Illegal pursuits
What I did was illegal, but the misty river was sublime.
And so on the morning of October 14, 2016, I pulled off the side of Route 340 in Virginia, attached my Nikkor 70-200 f/2.8 lens to my D800, and took a hike along the insanely busy highway.
I’d just crossed the Shenandoah River after spending the night in a Victorian home in Harpers Ferry W.Va. I was heading to the Potomac bridge below Harpers Ferry, where a pull-off is provided. But the Shenandoah was even lovelier with the sun starting to burn through the bank of fog that hugged the town.

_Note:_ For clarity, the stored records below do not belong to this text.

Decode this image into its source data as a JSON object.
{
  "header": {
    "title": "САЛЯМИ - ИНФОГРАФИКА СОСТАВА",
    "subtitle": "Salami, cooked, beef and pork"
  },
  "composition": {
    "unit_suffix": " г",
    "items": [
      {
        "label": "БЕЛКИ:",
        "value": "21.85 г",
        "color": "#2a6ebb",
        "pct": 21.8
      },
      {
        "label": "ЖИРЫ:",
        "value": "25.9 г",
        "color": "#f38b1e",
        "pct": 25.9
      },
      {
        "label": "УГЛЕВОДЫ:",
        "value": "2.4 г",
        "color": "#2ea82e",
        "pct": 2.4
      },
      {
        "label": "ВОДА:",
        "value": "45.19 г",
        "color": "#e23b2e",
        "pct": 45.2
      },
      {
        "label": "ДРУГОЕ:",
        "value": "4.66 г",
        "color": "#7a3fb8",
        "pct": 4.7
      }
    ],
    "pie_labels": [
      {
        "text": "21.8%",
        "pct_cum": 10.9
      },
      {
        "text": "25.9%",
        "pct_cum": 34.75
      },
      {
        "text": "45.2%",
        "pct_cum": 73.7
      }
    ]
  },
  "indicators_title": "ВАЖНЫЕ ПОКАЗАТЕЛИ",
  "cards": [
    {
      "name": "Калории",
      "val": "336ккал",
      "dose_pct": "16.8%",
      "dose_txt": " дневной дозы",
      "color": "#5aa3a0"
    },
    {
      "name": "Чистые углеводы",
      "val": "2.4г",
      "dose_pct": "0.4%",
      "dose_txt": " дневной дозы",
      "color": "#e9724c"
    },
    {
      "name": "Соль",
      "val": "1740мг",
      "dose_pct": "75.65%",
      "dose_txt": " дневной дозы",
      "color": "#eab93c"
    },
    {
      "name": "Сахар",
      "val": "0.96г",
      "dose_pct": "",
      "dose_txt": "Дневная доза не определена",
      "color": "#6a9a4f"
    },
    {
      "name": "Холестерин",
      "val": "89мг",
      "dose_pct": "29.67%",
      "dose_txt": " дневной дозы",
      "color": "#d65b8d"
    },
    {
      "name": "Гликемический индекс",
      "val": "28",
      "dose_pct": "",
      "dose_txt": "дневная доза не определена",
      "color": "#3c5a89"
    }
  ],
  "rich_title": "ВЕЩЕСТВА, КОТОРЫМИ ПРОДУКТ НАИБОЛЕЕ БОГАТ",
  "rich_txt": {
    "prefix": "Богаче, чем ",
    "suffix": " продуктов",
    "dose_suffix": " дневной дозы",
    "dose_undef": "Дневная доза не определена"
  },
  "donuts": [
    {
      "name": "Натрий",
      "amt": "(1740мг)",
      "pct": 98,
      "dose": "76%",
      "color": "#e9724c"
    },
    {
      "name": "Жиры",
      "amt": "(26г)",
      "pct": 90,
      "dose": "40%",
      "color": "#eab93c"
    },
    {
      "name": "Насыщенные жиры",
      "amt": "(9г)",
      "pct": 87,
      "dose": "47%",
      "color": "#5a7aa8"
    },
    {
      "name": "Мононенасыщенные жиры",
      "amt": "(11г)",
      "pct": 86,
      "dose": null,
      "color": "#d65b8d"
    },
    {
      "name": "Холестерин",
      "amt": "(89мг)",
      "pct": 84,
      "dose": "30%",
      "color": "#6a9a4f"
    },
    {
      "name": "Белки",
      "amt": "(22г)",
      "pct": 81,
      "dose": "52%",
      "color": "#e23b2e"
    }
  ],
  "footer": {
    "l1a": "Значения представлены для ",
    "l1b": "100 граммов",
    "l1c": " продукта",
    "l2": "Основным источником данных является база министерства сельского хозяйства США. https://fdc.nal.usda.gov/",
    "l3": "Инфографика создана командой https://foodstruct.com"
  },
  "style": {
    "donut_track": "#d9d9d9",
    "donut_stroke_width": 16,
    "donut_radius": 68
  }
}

So I dodged the morning commute traffic, scrambled over the concrete barrier to the bridge, walked out over the river and began shooting, all the while wondering if my car would be towed or what kind of fine I would face if tagged.
This was a labor of love. As a child I recall crossing the Shenandoah on this very bridge, my father driving, and being so impressed with river’s rugged beauty. It was nothing like the rivers back in Ohio, muddy, narrow and prosaic. Here was a river with rocks like fans, broad and dotted with islands and diverted for power. A river with a history, flowing through one of the most beautiful valleys in the East.
I returned to Harpers Ferry several times as an adult, but I never was happy with the images of this river that I captured. They never matched the magnificence of that memory from 50 years ago.
This morning, however, was different. This morning was it.
And I took the chance. I risked losing my car, a fine, embarrassment, even personal injury as I dashed through the traffic.
Those are kinds of things you do for love. When you finally find that which measures up to your memory, you risk it all.
And sometimes, some sublime moments, it is worth it all.
I made it back to the car unscathed. About a quarter mile up the road, a Virginia State Police trooper was doing speed patrol. I am glad the officer was preoccupied and didn’t notice my illegally parked car.
What we do for love, we do for beauty, we do for memory.
And sometimes all we end up with is the memory.